- Country: Australia
- Language: English
- Genre: Humour

Publication
- Published in: The Antipodean
- Publication type: Periodical
- Media type: Print
- Publication date: 1892

= The Bush Undertaker =

Short story by Henry Lawson

"The Bush Undertaker" is a short story by Australian writer and poet Henry Lawson. Along with "The Drover's Wife", "The Bush Undertaker" is one of Lawson's first sketches, and is among the stories for which he first gained attention as an accomplished writer. The story concerns an eccentric old man, who lives alone with only his dog for company, and his discovery and treatment of a friend's deceased body.

==Plot summary==

The sketch begins with old man preparing dinner for himself and his beloved dog, Five Bob. Dinner consumed, the man gathers a pick and shovel and travels to a "blackfellow's grave about which he was curious." He digs up the bones, places them in a bag, and starts for home. He discovers the body of a man, parched by the intense Australian sun. After close examination, the deceased man is determined to be a friend of the old man, an alcoholic named Brummy. The old man, somewhat ingeniously, devises a way of carrying Brummy back home, but he is startled by numerous large, greasy black goannas. He wonders why the peculiar lizards are so abundant today. He only discovers later, when he shoots one near the house, that they are attracted to Brummy's body. When the old man returns to his home, he decides that Brummy deserves a respectful funeral. He buries his friend, and decides that something must be said. He is unsure of Brummy's religion, or if he even has a religion at all, but the old man does his best. Presently, he rises, takes up his tools, and walks back to his hut as the sun sinks on the "grand Australian bush."

==Characters==
- The Bush Undertaker: An old shepherd who lives alone; his only companionship comes from his beloved dog, Five-Bob. He is considerably eccentric, and often speaks to himself. He is respectful of his dead friend, though this obviously does not extend to many others, as he often exhumes the graves of "blackfellows" out of sheer curiosity.
- Brummy: An alcoholic, whose body is discovered about three months after his death. The body itself has been preserved by an excess consumption of rum, and "dried to a mummy by the intense heat of the western summer." When alive, Brummy had been a good worker, yet had wasted his money on alcohol.

==Quotes==
- "In due time the dinner was dished up; and the old man seated himself on a block, with the lid of a gin-case across his knees for a table.
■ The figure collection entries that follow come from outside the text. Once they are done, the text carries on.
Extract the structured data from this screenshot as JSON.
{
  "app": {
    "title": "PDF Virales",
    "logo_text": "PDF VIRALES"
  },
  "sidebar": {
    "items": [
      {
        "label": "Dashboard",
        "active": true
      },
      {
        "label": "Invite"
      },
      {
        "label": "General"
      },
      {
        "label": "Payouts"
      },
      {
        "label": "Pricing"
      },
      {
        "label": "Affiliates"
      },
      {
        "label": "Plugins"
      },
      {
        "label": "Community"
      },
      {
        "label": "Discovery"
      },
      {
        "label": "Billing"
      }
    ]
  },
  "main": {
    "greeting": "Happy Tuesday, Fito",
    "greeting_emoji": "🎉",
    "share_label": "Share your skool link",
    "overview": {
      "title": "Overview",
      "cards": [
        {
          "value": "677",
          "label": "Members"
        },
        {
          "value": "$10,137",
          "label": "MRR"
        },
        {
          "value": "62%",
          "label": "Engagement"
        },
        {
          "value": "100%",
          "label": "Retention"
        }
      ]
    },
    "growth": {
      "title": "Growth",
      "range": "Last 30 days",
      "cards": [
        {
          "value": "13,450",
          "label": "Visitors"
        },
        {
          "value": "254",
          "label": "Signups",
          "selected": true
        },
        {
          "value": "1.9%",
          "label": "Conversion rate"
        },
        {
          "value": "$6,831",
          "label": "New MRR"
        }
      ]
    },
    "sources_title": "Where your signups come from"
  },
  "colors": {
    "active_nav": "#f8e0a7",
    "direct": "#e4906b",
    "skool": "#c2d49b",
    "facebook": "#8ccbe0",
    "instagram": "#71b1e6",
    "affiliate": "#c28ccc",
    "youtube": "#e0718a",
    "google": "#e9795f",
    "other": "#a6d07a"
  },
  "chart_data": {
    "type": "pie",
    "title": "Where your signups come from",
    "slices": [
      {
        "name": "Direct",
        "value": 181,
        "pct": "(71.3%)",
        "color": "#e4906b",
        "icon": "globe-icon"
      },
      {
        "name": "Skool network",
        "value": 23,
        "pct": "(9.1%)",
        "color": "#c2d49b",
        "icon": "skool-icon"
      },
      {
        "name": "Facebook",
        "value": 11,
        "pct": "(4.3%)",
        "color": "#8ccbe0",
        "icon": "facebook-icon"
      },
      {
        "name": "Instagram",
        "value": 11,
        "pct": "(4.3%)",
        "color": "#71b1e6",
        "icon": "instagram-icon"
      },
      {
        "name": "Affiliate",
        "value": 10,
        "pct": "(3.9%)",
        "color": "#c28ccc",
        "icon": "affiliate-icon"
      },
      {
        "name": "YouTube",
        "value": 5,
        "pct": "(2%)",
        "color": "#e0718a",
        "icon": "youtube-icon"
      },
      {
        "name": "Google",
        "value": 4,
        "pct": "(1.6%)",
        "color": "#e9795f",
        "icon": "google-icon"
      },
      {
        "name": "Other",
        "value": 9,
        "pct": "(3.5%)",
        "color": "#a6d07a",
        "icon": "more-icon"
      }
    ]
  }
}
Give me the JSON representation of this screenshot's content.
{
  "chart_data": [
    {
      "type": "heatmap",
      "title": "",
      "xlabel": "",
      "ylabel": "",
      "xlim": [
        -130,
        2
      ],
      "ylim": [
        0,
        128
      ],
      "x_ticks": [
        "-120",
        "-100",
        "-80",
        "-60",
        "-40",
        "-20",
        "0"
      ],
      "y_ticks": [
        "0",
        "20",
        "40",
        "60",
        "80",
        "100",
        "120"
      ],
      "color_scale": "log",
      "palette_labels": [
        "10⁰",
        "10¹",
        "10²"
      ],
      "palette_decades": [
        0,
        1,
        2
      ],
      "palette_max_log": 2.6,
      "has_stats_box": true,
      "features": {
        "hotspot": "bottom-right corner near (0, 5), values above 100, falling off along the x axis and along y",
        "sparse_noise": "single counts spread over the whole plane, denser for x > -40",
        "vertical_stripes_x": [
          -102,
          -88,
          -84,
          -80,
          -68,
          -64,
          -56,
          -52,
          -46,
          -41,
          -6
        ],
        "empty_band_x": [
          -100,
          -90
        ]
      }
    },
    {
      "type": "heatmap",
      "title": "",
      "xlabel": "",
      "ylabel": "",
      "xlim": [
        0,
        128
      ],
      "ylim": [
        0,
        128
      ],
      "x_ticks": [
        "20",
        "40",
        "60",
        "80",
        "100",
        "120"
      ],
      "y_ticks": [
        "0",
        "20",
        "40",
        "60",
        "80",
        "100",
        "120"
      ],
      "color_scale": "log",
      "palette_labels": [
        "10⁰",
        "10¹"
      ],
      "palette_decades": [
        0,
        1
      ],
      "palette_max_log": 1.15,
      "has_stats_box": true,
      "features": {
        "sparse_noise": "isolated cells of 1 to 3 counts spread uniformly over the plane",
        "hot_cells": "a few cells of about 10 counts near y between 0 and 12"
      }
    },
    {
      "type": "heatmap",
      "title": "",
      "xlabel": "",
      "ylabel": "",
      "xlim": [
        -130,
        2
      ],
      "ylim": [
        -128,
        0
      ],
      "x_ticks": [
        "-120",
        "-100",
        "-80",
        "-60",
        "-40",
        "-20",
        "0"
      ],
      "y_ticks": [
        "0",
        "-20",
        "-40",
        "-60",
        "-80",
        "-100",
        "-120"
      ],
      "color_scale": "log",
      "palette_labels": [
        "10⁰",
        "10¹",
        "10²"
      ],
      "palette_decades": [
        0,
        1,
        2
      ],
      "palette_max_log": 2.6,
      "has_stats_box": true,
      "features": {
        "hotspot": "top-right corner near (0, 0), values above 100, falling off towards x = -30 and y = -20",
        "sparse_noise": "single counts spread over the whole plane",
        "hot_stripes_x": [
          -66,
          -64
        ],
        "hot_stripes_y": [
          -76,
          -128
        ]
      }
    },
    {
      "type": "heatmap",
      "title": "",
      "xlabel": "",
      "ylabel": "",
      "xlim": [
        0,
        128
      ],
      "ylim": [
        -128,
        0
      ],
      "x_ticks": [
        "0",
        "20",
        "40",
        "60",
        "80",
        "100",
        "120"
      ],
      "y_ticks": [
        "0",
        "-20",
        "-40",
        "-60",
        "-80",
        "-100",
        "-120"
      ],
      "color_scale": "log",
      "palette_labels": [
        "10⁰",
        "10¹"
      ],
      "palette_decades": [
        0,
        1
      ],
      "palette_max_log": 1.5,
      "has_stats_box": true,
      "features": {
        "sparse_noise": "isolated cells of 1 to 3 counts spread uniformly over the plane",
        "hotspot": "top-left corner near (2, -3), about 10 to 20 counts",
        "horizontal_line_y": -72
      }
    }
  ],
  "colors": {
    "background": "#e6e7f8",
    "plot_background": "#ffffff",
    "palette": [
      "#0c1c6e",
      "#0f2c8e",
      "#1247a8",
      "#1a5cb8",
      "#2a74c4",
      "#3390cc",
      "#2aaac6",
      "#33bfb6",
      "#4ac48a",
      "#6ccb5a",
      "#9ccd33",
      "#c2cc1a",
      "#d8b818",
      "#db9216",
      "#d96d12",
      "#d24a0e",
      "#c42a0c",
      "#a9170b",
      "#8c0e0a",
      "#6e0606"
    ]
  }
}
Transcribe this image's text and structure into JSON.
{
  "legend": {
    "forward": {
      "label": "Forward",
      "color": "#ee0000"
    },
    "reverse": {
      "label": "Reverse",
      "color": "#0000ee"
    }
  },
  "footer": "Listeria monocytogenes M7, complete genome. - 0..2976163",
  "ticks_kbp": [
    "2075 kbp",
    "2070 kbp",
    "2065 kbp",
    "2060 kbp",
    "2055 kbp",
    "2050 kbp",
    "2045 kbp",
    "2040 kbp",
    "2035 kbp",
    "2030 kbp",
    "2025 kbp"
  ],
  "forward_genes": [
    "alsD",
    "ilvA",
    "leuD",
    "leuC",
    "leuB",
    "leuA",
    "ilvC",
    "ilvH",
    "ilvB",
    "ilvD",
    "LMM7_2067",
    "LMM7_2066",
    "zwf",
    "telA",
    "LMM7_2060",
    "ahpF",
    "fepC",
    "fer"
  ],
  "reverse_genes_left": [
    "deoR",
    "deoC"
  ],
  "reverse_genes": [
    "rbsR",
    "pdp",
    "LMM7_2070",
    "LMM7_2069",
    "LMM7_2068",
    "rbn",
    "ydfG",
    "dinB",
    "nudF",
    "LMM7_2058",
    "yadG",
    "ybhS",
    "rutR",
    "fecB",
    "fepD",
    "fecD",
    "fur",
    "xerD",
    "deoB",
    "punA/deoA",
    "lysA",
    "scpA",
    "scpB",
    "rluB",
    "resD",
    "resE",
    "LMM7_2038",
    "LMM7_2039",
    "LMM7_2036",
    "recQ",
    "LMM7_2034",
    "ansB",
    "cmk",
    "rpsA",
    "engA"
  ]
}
Five Bob squatted opposite with the liveliest interest and appreciation depicted on his intelligent countenance..."
- "Dinner proceeded very quietly, except when the carver paused to ask the dog how some tasty morsel went with him, and Five Bob’s tail declared that it went very well indeed."
- "When he had raked up all the bones, he amused himself by putting them together on the grass and by speculating as to whether they had belonged to black or white, male or female."
- "On reaching the hut the old man dumped the corpse against the wall, wrong end up, and stood scratching his head while he endeavoured to collect his muddled thoughts..."
- "'Brummy,' he said at last. 'It’s all over now; nothin’ matters now—nothin’ didn’t ever matter, nor—nor don’t.'"
- "And the sun sank again on the grand Australian bush—the nurse and tutor of eccentric minds, the home of the weird, and of much that is different from things in other lands."